Anche in riferimento al contesto storico specificatamente italiano, Chiaromonte criticò la degenerazione civile, morale e culturale in molti articoli della rivista Tempo presente (1956-1968), di cui egli era direttore insieme a Ignazio Silone. L’intellettuale lucano si mostrava attratto e al contempo respinto dai suoi connazionali, che faticavano a emanciparsi dall’opprimente potere statale e che si piegavano alle dinamiche del nazionalismo piuttosto che a quelle del patriottismo. Fu poi il 1968 l’anno dirimente in cui prese forma, almeno in parte, il superamento della coercizione politica, grazie a quella rivoluzione morale che riabilitò la libertà d’espressione, la giustizia e lo spirito di collettività. Nei capitoli settimo e ottavo è possibile ripercorrere queste riflessioni dell’intellettuale definito perciò «italiano e antitaliano» (p. 111).

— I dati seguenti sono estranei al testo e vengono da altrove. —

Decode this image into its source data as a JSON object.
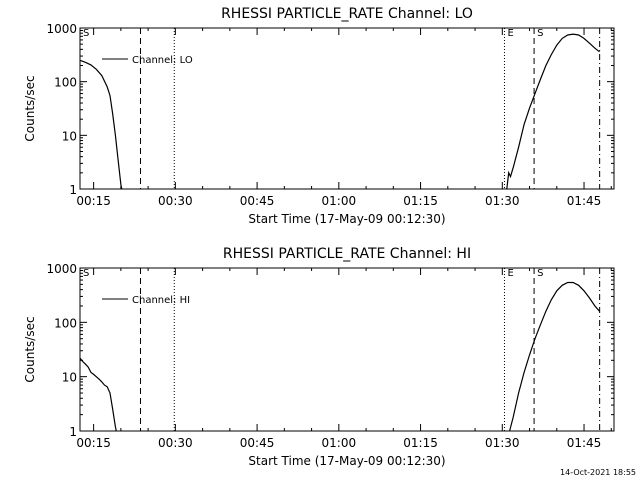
{
  "footer": {
    "timestamp": "14-Oct-2021 18:55"
  },
  "chart_data": [
    {
      "type": "line",
      "title": "RHESSI PARTICLE_RATE Channel: LO",
      "xlabel": "Start Time (17-May-09 00:12:30)",
      "ylabel": "Counts/sec",
      "yscale": "log",
      "xlim": [
        "00:12:30",
        "01:50:30"
      ],
      "ylim": [
        1,
        1000
      ],
      "xticks": [
        "00:15",
        "00:30",
        "00:45",
        "01:00",
        "01:15",
        "01:30",
        "01:45"
      ],
      "yticks": [
        {
          "value": 1,
          "label": "1"
        },
        {
          "value": 10,
          "label": "10"
        },
        {
          "value": 100,
          "label": "100"
        },
        {
          "value": 1000,
          "label": "1000"
        }
      ],
      "grid": false,
      "legend": {
        "placement": "top-left",
        "entries": [
          "Channel: LO"
        ]
      },
      "markers": [
        {
          "label": "S",
          "time": "00:12:30",
          "style": "dashed"
        },
        {
          "label": "",
          "time": "00:23:36",
          "style": "dashed"
        },
        {
          "label": "",
          "time": "00:29:48",
          "style": "dotted"
        },
        {
          "label": "E",
          "time": "01:30:24",
          "style": "dotted"
        },
        {
          "label": "S",
          "time": "01:35:50",
          "style": "dashed"
        },
        {
          "label": "",
          "time": "01:47:52",
          "style": "dash-dot"
        }
      ],
      "series": [
        {
          "name": "Channel: LO",
          "segments": [
            [
              {
                "x": "00:12:30",
                "y": 250
              },
              {
                "x": "00:13:30",
                "y": 230
              },
              {
                "x": "00:14:30",
                "y": 205
              },
              {
                "x": "00:15:30",
                "y": 170
              },
              {
                "x": "00:16:30",
                "y": 130
              },
              {
                "x": "00:17:30",
                "y": 80
              },
              {
                "x": "00:18:00",
                "y": 55
              },
              {
                "x": "00:18:30",
                "y": 25
              },
              {
                "x": "00:19:00",
                "y": 10
              },
              {
                "x": "00:19:30",
                "y": 3.5
              },
              {
                "x": "00:20:00",
                "y": 1.2
              },
              {
                "x": "00:20:10",
                "y": 1
              }
            ],
            [
              {
                "x": "01:30:50",
                "y": 1
              },
              {
                "x": "01:31:10",
                "y": 2.0
              },
              {
                "x": "01:31:30",
                "y": 1.7
              },
              {
                "x": "01:32:00",
                "y": 2.5
              },
              {
                "x": "01:33:00",
                "y": 6
              },
              {
                "x": "01:34:00",
                "y": 16
              },
              {
                "x": "01:35:00",
                "y": 32
              },
              {
                "x": "01:36:00",
                "y": 60
              },
              {
                "x": "01:37:00",
                "y": 110
              },
              {
                "x": "01:38:00",
                "y": 200
              },
              {
                "x": "01:39:00",
                "y": 320
              },
              {
                "x": "01:40:00",
                "y": 480
              },
              {
                "x": "01:41:00",
                "y": 640
              },
              {
                "x": "01:42:00",
                "y": 740
              },
              {
                "x": "01:43:00",
                "y": 770
              },
              {
                "x": "01:44:00",
                "y": 740
              },
              {
                "x": "01:45:00",
                "y": 640
              },
              {
                "x": "01:46:00",
                "y": 520
              },
              {
                "x": "01:47:00",
                "y": 420
              },
              {
                "x": "01:47:50",
                "y": 360
              }
            ]
          ]
        }
      ]
    },
    {
      "type": "line",
      "title": "RHESSI PARTICLE_RATE Channel: HI",
      "xlabel": "Start Time (17-May-09 00:12:30)",
      "ylabel": "Counts/sec",
      "yscale": "log",
      "xlim": [
        "00:12:30",
        "01:50:30"
      ],
      "ylim": [
        1,
        1000
      ],
      "xticks": [
        "00:15",
        "00:30",
        "00:45",
        "01:00",
        "01:15",
        "01:30",
        "01:45"
      ],
      "yticks": [
        {
          "value": 1,
          "label": "1"
        },
        {
          "value": 10,
          "label": "10"
        },
        {
          "value": 100,
          "label": "100"
        },
        {
          "value": 1000,
          "label": "1000"
        }
      ],
      "grid": false,
      "legend": {
        "placement": "top-left",
        "entries": [
          "Channel: HI"
        ]
      },
      "markers": [
        {
          "label": "S",
          "time": "00:12:30",
          "style": "dashed"
        },
        {
          "label": "",
          "time": "00:23:36",
          "style": "dashed"
        },
        {
          "label": "",
          "time": "00:29:48",
          "style": "dotted"
        },
        {
          "label": "E",
          "time": "01:30:24",
          "style": "dotted"
        },
        {
          "label": "S",
          "time": "01:35:50",
          "style": "dashed"
        },
        {
          "label": "",
          "time": "01:47:52",
          "style": "dash-dot"
        }
      ],
      "series": [
        {
          "name": "Channel: HI",
          "segments": [
            [
              {
                "x": "00:12:30",
                "y": 22
              },
              {
                "x": "00:13:00",
                "y": 19
              },
              {
                "x": "00:13:30",
                "y": 17
              },
              {
                "x": "00:14:00",
                "y": 15
              },
              {
                "x": "00:14:30",
                "y": 12
              },
              {
                "x": "00:15:00",
                "y": 11
              },
              {
                "x": "00:15:30",
                "y": 10
              },
              {
                "x": "00:16:00",
                "y": 9
              },
              {
                "x": "00:16:30",
                "y": 8
              },
              {
                "x": "00:17:00",
                "y": 7
              },
              {
                "x": "00:17:30",
                "y": 6.5
              },
              {
                "x": "00:18:00",
                "y": 5
              },
              {
                "x": "00:18:30",
                "y": 2.5
              },
              {
                "x": "00:19:00",
                "y": 1.2
              },
              {
                "x": "00:19:10",
                "y": 1
              }
            ],
            [
              {
                "x": "01:31:20",
                "y": 1
              },
              {
                "x": "01:32:00",
                "y": 1.8
              },
              {
                "x": "01:33:00",
                "y": 5
              },
              {
                "x": "01:34:00",
                "y": 12
              },
              {
                "x": "01:35:00",
                "y": 25
              },
              {
                "x": "01:36:00",
                "y": 50
              },
              {
                "x": "01:37:00",
                "y": 90
              },
              {
                "x": "01:38:00",
                "y": 160
              },
              {
                "x": "01:39:00",
                "y": 260
              },
              {
                "x": "01:40:00",
                "y": 380
              },
              {
                "x": "01:41:00",
                "y": 480
              },
              {
                "x": "01:42:00",
                "y": 540
              },
              {
                "x": "01:43:00",
                "y": 540
              },
              {
                "x": "01:44:00",
                "y": 480
              },
              {
                "x": "01:45:00",
                "y": 380
              },
              {
                "x": "01:46:00",
                "y": 280
              },
              {
                "x": "01:47:00",
                "y": 200
              },
              {
                "x": "01:47:50",
                "y": 160
              }
            ]
          ]
        }
      ]
    }
  ]
}
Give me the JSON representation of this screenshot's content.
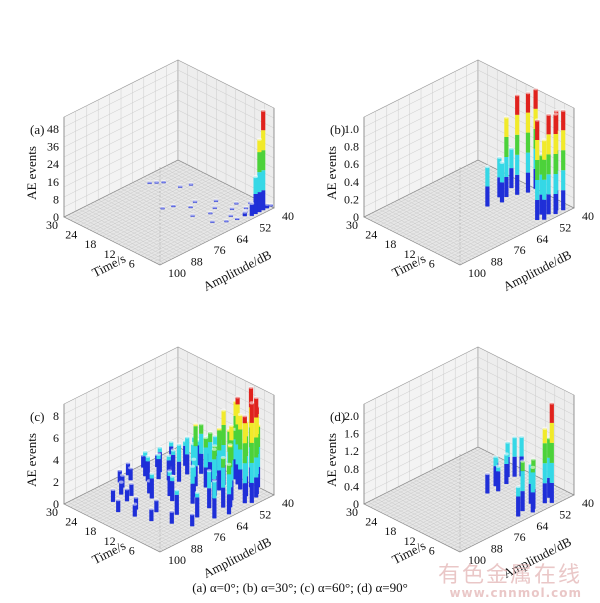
{
  "caption": "(a) α=0°; (b) α=30°; (c) α=60°; (d) α=90°",
  "watermark": {
    "line1": "有色金属在线",
    "line2": "www.cnnmol.com"
  },
  "colors": {
    "blue": "#1f2fd8",
    "cyan": "#35d8e6",
    "green": "#4cd23a",
    "yellow": "#f1ea2a",
    "red": "#e0221d",
    "floor": "#d4d4d4",
    "wall": "#dcdcdc"
  },
  "chart_data": [
    {
      "type": "bar3d",
      "panel": "(a)",
      "xlabel": "Time/s",
      "ylabel": "Amplitude/dB",
      "zlabel": "AE events",
      "xticks": [
        "6",
        "12",
        "18",
        "24",
        "30"
      ],
      "yticks": [
        "40",
        "52",
        "64",
        "76",
        "88",
        "100"
      ],
      "zticks": [
        "0",
        "8",
        "16",
        "24",
        "36",
        "48"
      ],
      "ylim": [
        40,
        100
      ],
      "zlim": [
        0,
        48
      ],
      "bars": [
        {
          "time": 1,
          "amp": 40,
          "value": 1
        },
        {
          "time": 1,
          "amp": 42,
          "value": 2
        },
        {
          "time": 1,
          "amp": 44,
          "value": 48
        },
        {
          "time": 1,
          "amp": 46,
          "value": 35
        },
        {
          "time": 1,
          "amp": 48,
          "value": 18
        },
        {
          "time": 1,
          "amp": 50,
          "value": 6
        },
        {
          "time": 2,
          "amp": 42,
          "value": 1
        },
        {
          "time": 2,
          "amp": 44,
          "value": 5
        },
        {
          "time": 2,
          "amp": 48,
          "value": 3
        },
        {
          "time": 2,
          "amp": 52,
          "value": 2
        },
        {
          "time": 2,
          "amp": 56,
          "value": 1
        },
        {
          "time": 3,
          "amp": 44,
          "value": 2
        },
        {
          "time": 3,
          "amp": 50,
          "value": 1
        },
        {
          "time": 3,
          "amp": 60,
          "value": 1
        },
        {
          "time": 4,
          "amp": 48,
          "value": 1
        },
        {
          "time": 4,
          "amp": 56,
          "value": 1
        },
        {
          "time": 5,
          "amp": 44,
          "value": 1
        },
        {
          "time": 5,
          "amp": 64,
          "value": 1
        },
        {
          "time": 6,
          "amp": 52,
          "value": 1
        },
        {
          "time": 7,
          "amp": 48,
          "value": 1
        },
        {
          "time": 8,
          "amp": 60,
          "value": 1
        },
        {
          "time": 9,
          "amp": 56,
          "value": 1
        },
        {
          "time": 10,
          "amp": 66,
          "value": 1
        },
        {
          "time": 11,
          "amp": 52,
          "value": 1
        },
        {
          "time": 13,
          "amp": 62,
          "value": 1
        },
        {
          "time": 14,
          "amp": 58,
          "value": 1
        },
        {
          "time": 16,
          "amp": 66,
          "value": 1
        },
        {
          "time": 17,
          "amp": 70,
          "value": 1
        },
        {
          "time": 20,
          "amp": 50,
          "value": 1
        },
        {
          "time": 21,
          "amp": 54,
          "value": 1
        },
        {
          "time": 25,
          "amp": 56,
          "value": 1
        },
        {
          "time": 26,
          "amp": 58,
          "value": 1
        },
        {
          "time": 27,
          "amp": 60,
          "value": 1
        }
      ]
    },
    {
      "type": "bar3d",
      "panel": "(b)",
      "xlabel": "Time/s",
      "ylabel": "Amplitude/dB",
      "zlabel": "AE events",
      "xticks": [
        "6",
        "12",
        "18",
        "24",
        "30"
      ],
      "yticks": [
        "40",
        "52",
        "64",
        "76",
        "88",
        "100"
      ],
      "zticks": [
        "0",
        "0.2",
        "0.4",
        "0.6",
        "0.8",
        "1.0"
      ],
      "ylim": [
        40,
        100
      ],
      "zlim": [
        0,
        1.0
      ],
      "bars": [
        {
          "time": 1,
          "amp": 44,
          "value": 1.0
        },
        {
          "time": 1,
          "amp": 48,
          "value": 1.0
        },
        {
          "time": 2,
          "amp": 46,
          "value": 1.0
        },
        {
          "time": 2,
          "amp": 50,
          "value": 1.0
        },
        {
          "time": 1,
          "amp": 54,
          "value": 0.8
        },
        {
          "time": 2,
          "amp": 56,
          "value": 1.0
        },
        {
          "time": 3,
          "amp": 52,
          "value": 0.6
        },
        {
          "time": 12,
          "amp": 40,
          "value": 1.0
        },
        {
          "time": 12,
          "amp": 44,
          "value": 1.0
        },
        {
          "time": 13,
          "amp": 48,
          "value": 1.0
        },
        {
          "time": 14,
          "amp": 52,
          "value": 0.8
        },
        {
          "time": 13,
          "amp": 56,
          "value": 0.4
        },
        {
          "time": 15,
          "amp": 54,
          "value": 0.4
        },
        {
          "time": 16,
          "amp": 46,
          "value": 0.4
        },
        {
          "time": 14,
          "amp": 62,
          "value": 0.4
        }
      ]
    },
    {
      "type": "bar3d",
      "panel": "(c)",
      "xlabel": "Time/s",
      "ylabel": "Amplitude/dB",
      "zlabel": "AE events",
      "xticks": [
        "6",
        "12",
        "18",
        "24",
        "30"
      ],
      "yticks": [
        "40",
        "52",
        "64",
        "76",
        "88",
        "100"
      ],
      "zticks": [
        "0",
        "2",
        "4",
        "6",
        "8"
      ],
      "ylim": [
        40,
        100
      ],
      "zlim": [
        0,
        8
      ],
      "bars": [
        {
          "time": 1,
          "amp": 50,
          "value": 8
        },
        {
          "time": 2,
          "amp": 46,
          "value": 8
        },
        {
          "time": 2,
          "amp": 52,
          "value": 7
        },
        {
          "time": 3,
          "amp": 44,
          "value": 7
        },
        {
          "time": 4,
          "amp": 48,
          "value": 6
        },
        {
          "time": 5,
          "amp": 54,
          "value": 6
        },
        {
          "time": 6,
          "amp": 42,
          "value": 8
        },
        {
          "time": 7,
          "amp": 46,
          "value": 6
        },
        {
          "time": 8,
          "amp": 50,
          "value": 5
        },
        {
          "time": 9,
          "amp": 44,
          "value": 7
        },
        {
          "time": 10,
          "amp": 52,
          "value": 5
        },
        {
          "time": 11,
          "amp": 48,
          "value": 6
        },
        {
          "time": 12,
          "amp": 40,
          "value": 6
        },
        {
          "time": 13,
          "amp": 46,
          "value": 4
        },
        {
          "time": 14,
          "amp": 50,
          "value": 4
        },
        {
          "time": 15,
          "amp": 56,
          "value": 5
        },
        {
          "time": 16,
          "amp": 44,
          "value": 3
        },
        {
          "time": 17,
          "amp": 54,
          "value": 3
        },
        {
          "time": 18,
          "amp": 48,
          "value": 4
        },
        {
          "time": 19,
          "amp": 58,
          "value": 3
        },
        {
          "time": 20,
          "amp": 52,
          "value": 3
        },
        {
          "time": 21,
          "amp": 60,
          "value": 2
        },
        {
          "time": 22,
          "amp": 56,
          "value": 2
        },
        {
          "time": 23,
          "amp": 62,
          "value": 2
        },
        {
          "time": 24,
          "amp": 66,
          "value": 2
        },
        {
          "time": 25,
          "amp": 58,
          "value": 2
        },
        {
          "time": 26,
          "amp": 64,
          "value": 2
        },
        {
          "time": 27,
          "amp": 70,
          "value": 1
        },
        {
          "time": 28,
          "amp": 74,
          "value": 1
        },
        {
          "time": 29,
          "amp": 68,
          "value": 1
        },
        {
          "time": 4,
          "amp": 60,
          "value": 4
        },
        {
          "time": 6,
          "amp": 64,
          "value": 3
        },
        {
          "time": 8,
          "amp": 58,
          "value": 4
        },
        {
          "time": 10,
          "amp": 66,
          "value": 3
        },
        {
          "time": 12,
          "amp": 62,
          "value": 3
        },
        {
          "time": 14,
          "amp": 70,
          "value": 2
        },
        {
          "time": 16,
          "amp": 68,
          "value": 2
        },
        {
          "time": 18,
          "amp": 74,
          "value": 2
        },
        {
          "time": 20,
          "amp": 72,
          "value": 1
        },
        {
          "time": 22,
          "amp": 78,
          "value": 1
        },
        {
          "time": 24,
          "amp": 80,
          "value": 1
        },
        {
          "time": 26,
          "amp": 76,
          "value": 1
        },
        {
          "time": 5,
          "amp": 72,
          "value": 2
        },
        {
          "time": 9,
          "amp": 76,
          "value": 2
        },
        {
          "time": 13,
          "amp": 80,
          "value": 1
        },
        {
          "time": 17,
          "amp": 84,
          "value": 1
        },
        {
          "time": 21,
          "amp": 82,
          "value": 1
        },
        {
          "time": 11,
          "amp": 86,
          "value": 1
        },
        {
          "time": 15,
          "amp": 88,
          "value": 1
        },
        {
          "time": 7,
          "amp": 82,
          "value": 1
        },
        {
          "time": 3,
          "amp": 78,
          "value": 1
        },
        {
          "time": 19,
          "amp": 90,
          "value": 1
        },
        {
          "time": 23,
          "amp": 86,
          "value": 1
        },
        {
          "time": 2,
          "amp": 68,
          "value": 3
        },
        {
          "time": 1,
          "amp": 62,
          "value": 4
        },
        {
          "time": 3,
          "amp": 58,
          "value": 5
        },
        {
          "time": 5,
          "amp": 40,
          "value": 5
        },
        {
          "time": 9,
          "amp": 56,
          "value": 4
        },
        {
          "time": 11,
          "amp": 42,
          "value": 4
        },
        {
          "time": 13,
          "amp": 54,
          "value": 4
        },
        {
          "time": 15,
          "amp": 42,
          "value": 3
        },
        {
          "time": 17,
          "amp": 46,
          "value": 3
        },
        {
          "time": 19,
          "amp": 50,
          "value": 3
        },
        {
          "time": 21,
          "amp": 44,
          "value": 2
        },
        {
          "time": 23,
          "amp": 48,
          "value": 2
        },
        {
          "time": 25,
          "amp": 52,
          "value": 2
        },
        {
          "time": 27,
          "amp": 56,
          "value": 1
        },
        {
          "time": 29,
          "amp": 60,
          "value": 1
        }
      ]
    },
    {
      "type": "bar3d",
      "panel": "(d)",
      "xlabel": "Time/s",
      "ylabel": "Amplitude/dB",
      "zlabel": "AE events",
      "xticks": [
        "6",
        "12",
        "18",
        "24",
        "30"
      ],
      "yticks": [
        "40",
        "52",
        "64",
        "76",
        "88",
        "100"
      ],
      "zticks": [
        "0",
        "0.4",
        "0.8",
        "1.2",
        "1.6",
        "2.0"
      ],
      "ylim": [
        40,
        100
      ],
      "zlim": [
        0,
        2.0
      ],
      "bars": [
        {
          "time": 1,
          "amp": 50,
          "value": 2.0
        },
        {
          "time": 2,
          "amp": 52,
          "value": 1.5
        },
        {
          "time": 3,
          "amp": 48,
          "value": 1.2
        },
        {
          "time": 2,
          "amp": 58,
          "value": 1.0
        },
        {
          "time": 1,
          "amp": 60,
          "value": 0.9
        },
        {
          "time": 3,
          "amp": 62,
          "value": 1.0
        },
        {
          "time": 4,
          "amp": 56,
          "value": 0.8
        },
        {
          "time": 2,
          "amp": 66,
          "value": 0.6
        },
        {
          "time": 14,
          "amp": 44,
          "value": 0.8
        },
        {
          "time": 15,
          "amp": 46,
          "value": 0.8
        },
        {
          "time": 16,
          "amp": 48,
          "value": 0.7
        },
        {
          "time": 14,
          "amp": 52,
          "value": 0.6
        },
        {
          "time": 15,
          "amp": 56,
          "value": 0.6
        },
        {
          "time": 13,
          "amp": 58,
          "value": 0.5
        },
        {
          "time": 16,
          "amp": 54,
          "value": 0.5
        },
        {
          "time": 14,
          "amp": 62,
          "value": 0.4
        }
      ]
    }
  ]
}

I restanti capitoli, invece, si discostano in parte dalla tematica predominante finora analizzata per affrontarne un’altra: il rapporto fra umano e divino. In particolare, il quarto capitolo è incentrato sullo scambio epistolare intercorso fra Chiaromonte e l’amica suora Melanie von Nagel. Quest’ultima, da sempre estranea agli ambienti intellettuali e alle battaglie politiche delle riviste, ma spinta dall’amore per la giustizia e per il bene, fu una stimolante interlocutrice del laico intellettuale lucano, che poté così accostarsi ai temi del divino, del sacro, dell’esistenza di Dio attraverso quello che definì un «marriage of true minds» (p. 50). Su questa scia, nel quarto capitolo, La Porta presenta, discostandosene, l’interpretazione di Chiaromonte dei Promessi Sposi, secondo la quale il concetto di provvidenza rendeva Manzoni un «ideologo cattolico» al servizio del totalitarismo ecclesiastico. Infine, nel sesto capitolo, l’autore propone un originale parallelismo fra Chiaromonte e Pasolini, definendoli «laici aperti al sacro» (p. 77), ossia ad una spiritualità non religiosa o teologica, bensì fondata sulla fiducia nella ragione e nella libera coscienza individuale. Ed è proprio così che va oggi ricordato Chiaromonte: un intellettuale che, avendo individuato il senso dell’esistenza nel «distruggere per rinascere fruttificando» (p. 53), cercò sempre di abbattere i preconcetti sociali per incoraggiare l’emancipazione della coscienza umana.